Allem Anschein nach war es um die technische und handwerkliche Ausbildung im Deutschen Reich des beginnenden 20. Jahrhunderts nicht gut bestellt: nicht nur hinsichtlich des Inhalts, sondern auch hinsichtlich der Organisation, der Leitung und der Professionalität. Mit der Industrialisierung, die die Art und Weise der Produktion veränderte, wurden Studenten in Deutschland nicht mehr die nötigen Fähigkeiten beigebracht. Eine Situation, die wohl damals dazu führte, die Wendung „Made in Germany“ als Synonym für schlechte Qualität zu etablieren. Und auch wenn Bäcker und Fleischer nach wie vor sehr gefragt waren, mangelte es an Kerzenmachern, die in der Lage gewesen wären, Kerzen zu entwickeln, die sich industriell produzieren ließen.

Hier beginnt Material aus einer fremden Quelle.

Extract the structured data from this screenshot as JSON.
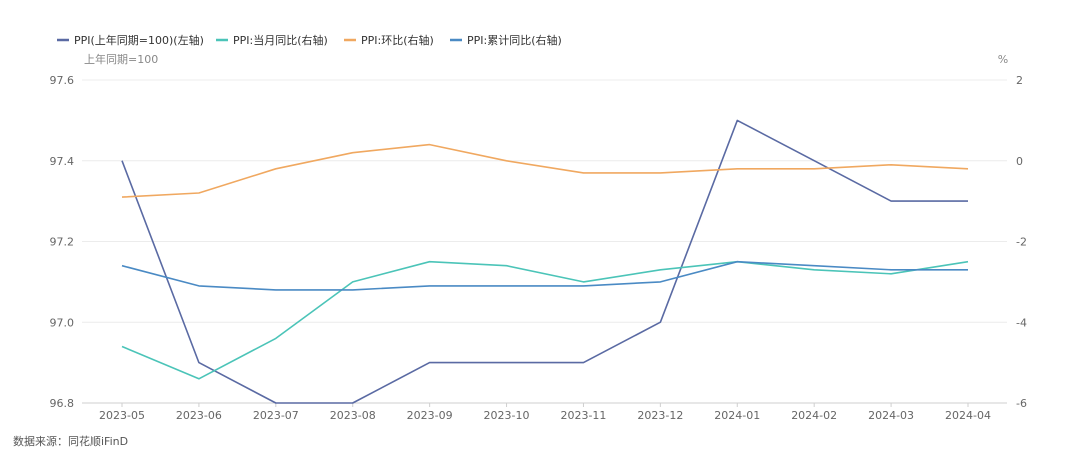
{
  "chart_data": {
    "type": "line",
    "categories": [
      "2023-05",
      "2023-06",
      "2023-07",
      "2023-08",
      "2023-09",
      "2023-10",
      "2023-11",
      "2023-12",
      "2024-01",
      "2024-02",
      "2024-03",
      "2024-04"
    ],
    "left_axis": {
      "unit": "上年同期=100",
      "ticks": [
        "97.6",
        "97.4",
        "97.2",
        "97.0",
        "96.8"
      ],
      "range": [
        96.8,
        97.6
      ]
    },
    "right_axis": {
      "unit": "%",
      "ticks": [
        "2",
        "0",
        "-2",
        "-4",
        "-6"
      ],
      "range": [
        -6,
        2
      ]
    },
    "legend_position": "top-left",
    "series": [
      {
        "name": "PPI(上年同期=100)(左轴)",
        "axis": "left",
        "color": "#5a6aa3",
        "values": [
          97.4,
          96.9,
          96.8,
          96.8,
          96.9,
          96.9,
          96.9,
          97.0,
          97.5,
          97.4,
          97.3,
          97.3
        ]
      },
      {
        "name": "PPI:当月同比(右轴)",
        "axis": "right",
        "color": "#4bc4b8",
        "values": [
          -4.6,
          -5.4,
          -4.4,
          -3.0,
          -2.5,
          -2.6,
          -3.0,
          -2.7,
          -2.5,
          -2.7,
          -2.8,
          -2.5
        ]
      },
      {
        "name": "PPI:环比(右轴)",
        "axis": "right",
        "color": "#f0a860",
        "values": [
          -0.9,
          -0.8,
          -0.2,
          0.2,
          0.4,
          0.0,
          -0.3,
          -0.3,
          -0.2,
          -0.2,
          -0.1,
          -0.2
        ]
      },
      {
        "name": "PPI:累计同比(右轴)",
        "axis": "right",
        "color": "#4a8ac4",
        "values": [
          -2.6,
          -3.1,
          -3.2,
          -3.2,
          -3.1,
          -3.1,
          -3.1,
          -3.0,
          -2.5,
          -2.6,
          -2.7,
          -2.7
        ]
      }
    ]
  },
  "footer": {
    "source": "数据来源：同花顺iFinD"
  }
}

Katja Schneider zufolge wollte Halles Bürgermeister den Posten gerne Henry van de Velde anbieten, allerdings durchkreuzte dessen Rückkehr nach Belgien diesen Plan und so wurde der Posten neu ausgeschrieben. Großen Einfluss auf die Ernennung Paul Thierschs hatte wohl die Lobbyarbeit des Architekten Gustav Wolff4, ein Mann, der in dieser Zeit für viele wichtigen Projekte der Stadt verantwortlich war und zu den wichtigsten Figuren im örtlichen Kunst- und Handwerksgewerbe gehörte.

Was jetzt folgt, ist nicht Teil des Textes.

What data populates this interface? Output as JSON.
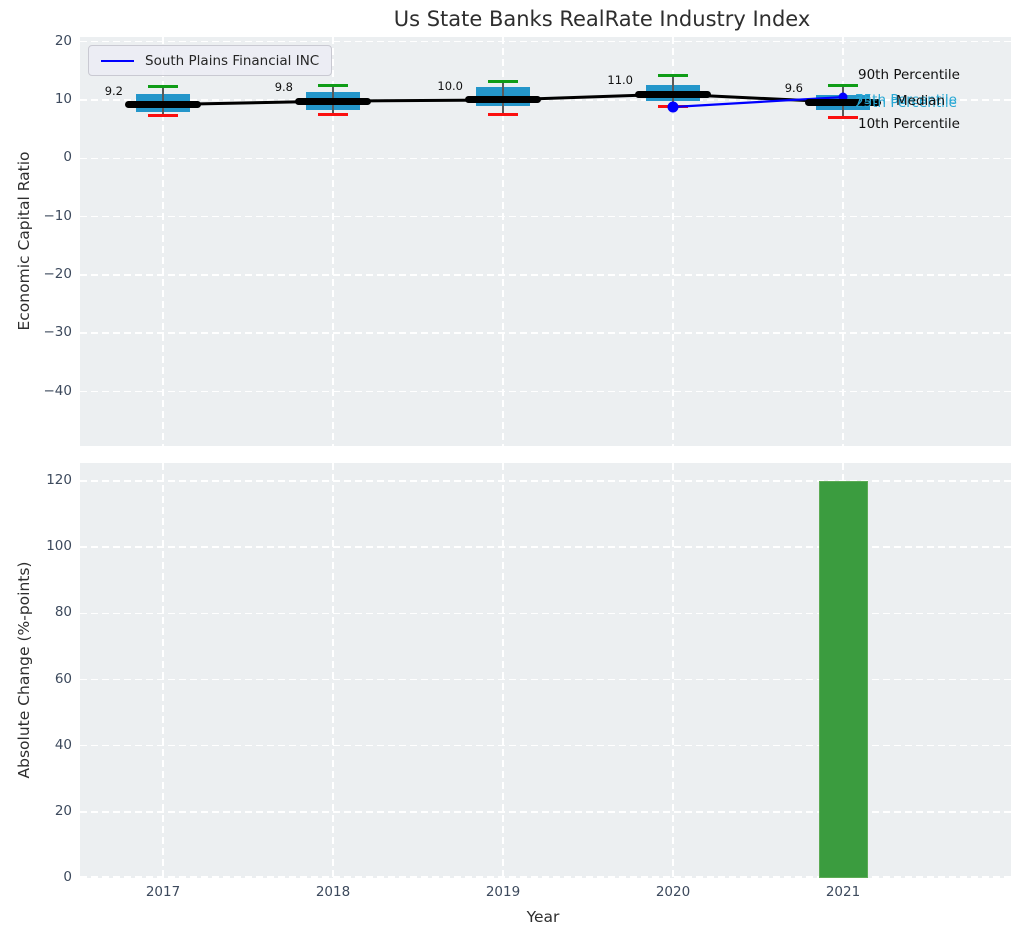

Andere Quellen beziehen sich eher allgemein auf den Einfluss von Peter Behrens und Bruno Paul bei der Entscheidungsfindung – oder zumindest darauf, dass die Entscheidung durch Thierschs Bekanntschaft mit Behrens und Paul begünstigt wurde.

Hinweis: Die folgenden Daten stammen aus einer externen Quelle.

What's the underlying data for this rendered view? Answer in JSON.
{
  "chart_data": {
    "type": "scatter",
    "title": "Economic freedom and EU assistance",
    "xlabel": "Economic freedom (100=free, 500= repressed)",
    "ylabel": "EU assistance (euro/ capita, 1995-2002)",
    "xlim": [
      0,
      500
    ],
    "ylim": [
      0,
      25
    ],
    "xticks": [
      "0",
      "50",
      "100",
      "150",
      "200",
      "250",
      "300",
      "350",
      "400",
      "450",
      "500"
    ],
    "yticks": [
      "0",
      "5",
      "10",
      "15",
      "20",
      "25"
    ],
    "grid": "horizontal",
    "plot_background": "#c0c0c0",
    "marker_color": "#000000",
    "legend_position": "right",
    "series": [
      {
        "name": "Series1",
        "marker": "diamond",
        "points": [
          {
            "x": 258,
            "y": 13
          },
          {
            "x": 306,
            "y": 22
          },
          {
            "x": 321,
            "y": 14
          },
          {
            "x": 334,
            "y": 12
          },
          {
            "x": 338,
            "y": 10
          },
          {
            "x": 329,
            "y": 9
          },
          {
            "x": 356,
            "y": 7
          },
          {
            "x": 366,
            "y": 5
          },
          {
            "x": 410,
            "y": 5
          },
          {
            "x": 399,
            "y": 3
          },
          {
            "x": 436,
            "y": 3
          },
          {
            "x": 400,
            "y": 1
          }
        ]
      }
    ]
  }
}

Sieht man von den Gründen für die Entscheidung für Thiersch einmal ab, steht fest, dass Paul Thiersch unmittelbar seine versprochenen Reformen anging und im frühen August 1915 seine Pläne präsentierte. Dazu gehörte die Unterteilung der Schule in vier Bereiche: angewandte Kunst, Handwerk, Architektur und Maschinenbau.5 Wichtig ist in diesem Zusammenhang, dass während die anderen drei Bereiche einfach auf einer Neuorganisation von bereits existierenden Bereichen basierten, die angewandte Kunst ein gänzlich neuer Bereich war. Neben der Lehre war er darauf ausgerichtet, den Studenten die Praxis einer neuen Industrie zugänglich zu machen, in der sie sich schließlich einmal tätig sein würden. So sollte Lehre mit Arbeit verbunden werden, was – darauf hatte Thiersch bereits in seiner Bewerbung hingewiesen – an allen neuen Kunst- und Handwerksschulen mit großem Effekt praktiziert wurde. Zudem führte Thiersch Spezialklassen ein, die mit Werkstätten verbunden waren. So hatte die Schule bald eine Interieurdesign- und eine Architekturklasse mit einer Schreinerwerkstatt, eine Textilklasse mit einer Webwerkstatt und eine Grafikklasse mit Werkstätten für Buchbindung und Druck, was die Verbindung von Kunst und Gewerbe belebte. Folglich, und auch wenn die Hallenser Schule keineswegs einen besonderen Ruf hinsichtlich seines Lehrprogramms hatte, hatte die Schule jetzt eine zeitgenössische Struktur und einen zukunftsbezogenen Schwerpunkt, der der Schule erlauben sollte, eine führende Institution in der Lehre und eine wichtige Komponente bei der Weiterentwicklung der Herstellung von Technologie und Kunst in Deutschland zu werden.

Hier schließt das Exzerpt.